Reilly Daniel J, Chase Janet W, Hutson John M, Clarke Melanie C, Gibb Susie, Stillman Barry, Southwell Bridget R
School of Medicine, University of Melbourne, Melbourne, Victoria 3052, Australia.
J Pediatr Surg. 2008 Jun;43(6):1111-4. doi: 10.1016/j.jpedsurg.2008.02.041.
Slow transit constipation (STC) is a form of chronic constipation, with delayed colonic passage of stool. Possible etiologies include reduced neurotransmitter levels, reduced interstitial cells of Cajal density, or a disorder of connective tissue (CT) synthesis. A common CT disorder is generalized joint hypermobility (GJH). This study aimed to investigate whether there was a greater prevalence of GJH among patients with STC than controls.

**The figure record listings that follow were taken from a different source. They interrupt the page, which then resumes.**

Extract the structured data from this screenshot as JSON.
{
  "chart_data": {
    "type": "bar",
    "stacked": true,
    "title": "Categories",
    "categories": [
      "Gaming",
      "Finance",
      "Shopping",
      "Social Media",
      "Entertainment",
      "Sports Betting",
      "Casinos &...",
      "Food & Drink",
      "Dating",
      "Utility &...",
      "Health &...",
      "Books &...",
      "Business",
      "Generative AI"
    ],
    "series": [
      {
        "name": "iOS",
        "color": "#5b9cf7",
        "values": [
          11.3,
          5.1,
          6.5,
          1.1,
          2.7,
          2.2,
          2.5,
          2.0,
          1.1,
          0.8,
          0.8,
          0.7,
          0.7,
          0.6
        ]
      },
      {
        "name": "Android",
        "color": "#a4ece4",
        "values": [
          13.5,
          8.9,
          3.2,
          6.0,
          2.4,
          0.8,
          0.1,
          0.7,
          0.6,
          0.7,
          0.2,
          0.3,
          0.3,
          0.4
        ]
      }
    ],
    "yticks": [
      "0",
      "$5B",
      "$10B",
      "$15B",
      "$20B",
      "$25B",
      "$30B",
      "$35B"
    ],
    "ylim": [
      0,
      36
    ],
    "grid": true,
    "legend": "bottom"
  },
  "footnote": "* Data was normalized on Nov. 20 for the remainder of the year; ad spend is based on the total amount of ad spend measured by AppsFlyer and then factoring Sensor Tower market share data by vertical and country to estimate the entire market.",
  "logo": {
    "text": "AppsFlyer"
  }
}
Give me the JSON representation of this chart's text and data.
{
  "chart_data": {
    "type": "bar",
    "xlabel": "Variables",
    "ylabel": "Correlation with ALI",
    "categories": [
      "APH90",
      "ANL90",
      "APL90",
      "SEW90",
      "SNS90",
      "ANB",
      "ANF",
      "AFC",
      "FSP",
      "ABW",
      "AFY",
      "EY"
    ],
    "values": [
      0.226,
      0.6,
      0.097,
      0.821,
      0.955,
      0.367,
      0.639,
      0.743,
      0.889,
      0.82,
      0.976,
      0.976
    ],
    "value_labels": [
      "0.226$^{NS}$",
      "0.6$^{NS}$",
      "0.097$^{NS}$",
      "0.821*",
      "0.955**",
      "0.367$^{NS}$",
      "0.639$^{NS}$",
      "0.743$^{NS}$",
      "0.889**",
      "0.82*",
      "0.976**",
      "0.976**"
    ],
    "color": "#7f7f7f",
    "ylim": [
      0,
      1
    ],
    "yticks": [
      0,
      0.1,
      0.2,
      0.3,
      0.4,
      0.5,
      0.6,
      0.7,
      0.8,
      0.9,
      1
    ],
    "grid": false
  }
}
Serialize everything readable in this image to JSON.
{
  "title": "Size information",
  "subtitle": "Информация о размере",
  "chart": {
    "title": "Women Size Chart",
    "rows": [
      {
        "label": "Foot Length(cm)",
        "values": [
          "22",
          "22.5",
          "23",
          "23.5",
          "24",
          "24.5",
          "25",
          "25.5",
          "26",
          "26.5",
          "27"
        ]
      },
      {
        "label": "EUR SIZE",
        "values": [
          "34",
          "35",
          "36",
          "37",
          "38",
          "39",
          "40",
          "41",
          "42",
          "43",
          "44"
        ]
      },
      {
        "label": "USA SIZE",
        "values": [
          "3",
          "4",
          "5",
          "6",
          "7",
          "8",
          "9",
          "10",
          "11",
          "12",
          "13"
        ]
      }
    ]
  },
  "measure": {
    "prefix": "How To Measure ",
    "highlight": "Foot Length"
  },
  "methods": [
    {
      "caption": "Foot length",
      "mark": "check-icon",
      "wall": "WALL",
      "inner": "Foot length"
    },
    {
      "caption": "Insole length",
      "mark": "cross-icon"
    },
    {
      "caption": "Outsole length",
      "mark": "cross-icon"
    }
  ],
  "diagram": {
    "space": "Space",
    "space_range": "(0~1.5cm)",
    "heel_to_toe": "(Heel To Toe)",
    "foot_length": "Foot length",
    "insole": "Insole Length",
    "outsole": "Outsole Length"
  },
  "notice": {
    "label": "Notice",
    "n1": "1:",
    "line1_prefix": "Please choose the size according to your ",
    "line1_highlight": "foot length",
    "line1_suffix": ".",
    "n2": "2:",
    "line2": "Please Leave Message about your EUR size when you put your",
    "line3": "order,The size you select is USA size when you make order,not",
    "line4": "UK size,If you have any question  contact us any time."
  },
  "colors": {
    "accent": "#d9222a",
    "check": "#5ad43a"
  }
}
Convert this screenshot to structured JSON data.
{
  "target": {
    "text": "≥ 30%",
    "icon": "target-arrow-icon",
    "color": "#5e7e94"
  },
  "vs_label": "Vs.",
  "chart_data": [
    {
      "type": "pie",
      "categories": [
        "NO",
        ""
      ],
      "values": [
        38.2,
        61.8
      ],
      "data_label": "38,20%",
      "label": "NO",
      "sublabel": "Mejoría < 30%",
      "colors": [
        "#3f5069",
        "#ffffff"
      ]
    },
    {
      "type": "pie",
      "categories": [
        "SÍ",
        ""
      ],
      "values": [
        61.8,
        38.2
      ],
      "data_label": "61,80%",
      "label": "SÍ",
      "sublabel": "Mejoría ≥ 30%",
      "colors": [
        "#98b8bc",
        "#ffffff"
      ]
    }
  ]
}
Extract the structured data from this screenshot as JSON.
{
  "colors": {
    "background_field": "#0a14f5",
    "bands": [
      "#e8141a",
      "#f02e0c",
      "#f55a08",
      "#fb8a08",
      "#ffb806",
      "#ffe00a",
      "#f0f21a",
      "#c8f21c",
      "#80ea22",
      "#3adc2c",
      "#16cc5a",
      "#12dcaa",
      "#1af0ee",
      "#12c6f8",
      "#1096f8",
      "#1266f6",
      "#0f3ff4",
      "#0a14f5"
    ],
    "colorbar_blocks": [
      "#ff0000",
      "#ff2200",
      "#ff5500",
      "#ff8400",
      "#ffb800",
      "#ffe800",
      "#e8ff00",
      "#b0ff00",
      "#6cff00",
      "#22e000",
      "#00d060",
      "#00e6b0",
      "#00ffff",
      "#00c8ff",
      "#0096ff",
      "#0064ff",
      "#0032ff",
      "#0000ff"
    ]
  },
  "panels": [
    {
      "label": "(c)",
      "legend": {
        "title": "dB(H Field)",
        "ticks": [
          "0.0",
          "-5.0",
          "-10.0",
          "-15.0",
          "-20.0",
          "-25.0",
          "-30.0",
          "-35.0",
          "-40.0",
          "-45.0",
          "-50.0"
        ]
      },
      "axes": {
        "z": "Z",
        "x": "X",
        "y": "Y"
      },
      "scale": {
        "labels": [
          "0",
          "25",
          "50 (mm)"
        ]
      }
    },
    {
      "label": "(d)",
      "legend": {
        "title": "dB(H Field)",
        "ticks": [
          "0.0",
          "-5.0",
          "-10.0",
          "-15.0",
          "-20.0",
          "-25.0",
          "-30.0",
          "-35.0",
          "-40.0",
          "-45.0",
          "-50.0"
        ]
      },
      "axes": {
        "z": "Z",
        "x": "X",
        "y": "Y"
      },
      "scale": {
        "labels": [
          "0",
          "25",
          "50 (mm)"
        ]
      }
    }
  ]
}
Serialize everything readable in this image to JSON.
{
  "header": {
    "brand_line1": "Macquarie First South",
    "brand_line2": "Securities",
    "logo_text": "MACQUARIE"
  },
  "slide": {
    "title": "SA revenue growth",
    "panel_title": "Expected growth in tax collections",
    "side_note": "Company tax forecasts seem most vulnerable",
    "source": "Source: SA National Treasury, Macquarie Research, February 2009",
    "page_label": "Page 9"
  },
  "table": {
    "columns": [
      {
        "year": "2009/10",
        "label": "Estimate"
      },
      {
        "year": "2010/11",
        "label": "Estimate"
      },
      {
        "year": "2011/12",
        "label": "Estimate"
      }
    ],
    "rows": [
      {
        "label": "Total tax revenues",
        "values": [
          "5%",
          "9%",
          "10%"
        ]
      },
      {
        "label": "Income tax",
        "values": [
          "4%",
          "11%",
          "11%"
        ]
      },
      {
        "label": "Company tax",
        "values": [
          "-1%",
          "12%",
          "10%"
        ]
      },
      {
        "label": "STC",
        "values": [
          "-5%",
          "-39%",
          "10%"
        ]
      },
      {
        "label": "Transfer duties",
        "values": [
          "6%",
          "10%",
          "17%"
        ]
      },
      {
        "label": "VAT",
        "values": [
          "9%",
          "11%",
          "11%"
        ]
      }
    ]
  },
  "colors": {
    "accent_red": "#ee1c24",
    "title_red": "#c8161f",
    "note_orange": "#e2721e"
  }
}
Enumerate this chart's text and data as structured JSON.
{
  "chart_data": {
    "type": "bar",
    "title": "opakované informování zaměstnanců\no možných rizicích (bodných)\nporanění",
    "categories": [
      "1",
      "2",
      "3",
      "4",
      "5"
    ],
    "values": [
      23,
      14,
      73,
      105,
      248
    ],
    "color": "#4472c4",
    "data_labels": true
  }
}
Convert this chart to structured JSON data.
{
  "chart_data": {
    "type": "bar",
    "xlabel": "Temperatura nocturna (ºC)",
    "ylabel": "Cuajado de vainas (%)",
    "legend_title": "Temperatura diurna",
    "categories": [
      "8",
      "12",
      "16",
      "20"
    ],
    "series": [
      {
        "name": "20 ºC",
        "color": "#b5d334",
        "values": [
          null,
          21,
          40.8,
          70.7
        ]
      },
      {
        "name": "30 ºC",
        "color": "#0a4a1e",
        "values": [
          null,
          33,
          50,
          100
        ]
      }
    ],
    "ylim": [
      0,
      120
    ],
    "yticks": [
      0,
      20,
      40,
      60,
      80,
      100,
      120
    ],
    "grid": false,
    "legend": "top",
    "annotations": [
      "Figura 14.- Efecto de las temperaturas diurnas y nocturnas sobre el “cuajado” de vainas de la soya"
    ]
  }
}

Children (aged 7-17) diagnosed with STC by radio/nuclear transit study were recruited from outpatient clinics. Controls (no history of constipation) were recruited from outpatient clinics and a scout jamboree. Hypermobility was assessed using the Beighton score (4 or more = hypermobile). This project received ethical approval by the human research ethics committee.
Thirty-nine STC subjects and 41 controls were measured. Of 39 STC subjects, 15 (38%) were hypermobile, compared to 8 (20%) of 41 controls (P = .06). Analyzed by gender, 10 (38%) of 26 STC males and 1 (4%) of 23 control males were hypermobile (P < .01).
These results show that GJH is higher in STC children, particularly males, suggesting that a disorder of CT synthesis plays a role in the etiology of STC. Further research is required to ascertain the nature of any relationship and how this knowledge may aid our understanding and treatment of STC.
慢传输型便秘(STC)是一种慢性便秘形式,粪便在结肠的通过延迟。可能的病因包括神经递质水平降低、Cajal间质细胞密度降低或结缔组织(CT)合成障碍。一种常见的CT疾病是全身关节活动过度(GJH)。本研究旨在调查STC患者中GJH的患病率是否高于对照组。
通过放射/核转运研究诊断为STC的儿童(7 - 17岁)从门诊招募。对照组(无便秘病史)从门诊和童子军活动中招募。使用Beighton评分评估关节活动过度(4分或更高 = 关节活动过度)。本项目获得了人类研究伦理委员会的伦理批准。
测量了39名STC受试者和41名对照组。在39名STC受试者中,15名(38%)关节活动过度,而41名对照组中有8名(20%)关节活动过度(P = 0.06)。按性别分析,26名STC男性中有10名(38%)关节活动过度,23名对照男性中有1名(4%)关节活动过度(P < 0.01)。
这些结果表明,STC儿童中GJH的发生率更高,尤其是男性,这表明CT合成障碍在STC的病因中起作用。需要进一步研究以确定任何关系的性质以及这些知识如何有助于我们对STC的理解和治疗。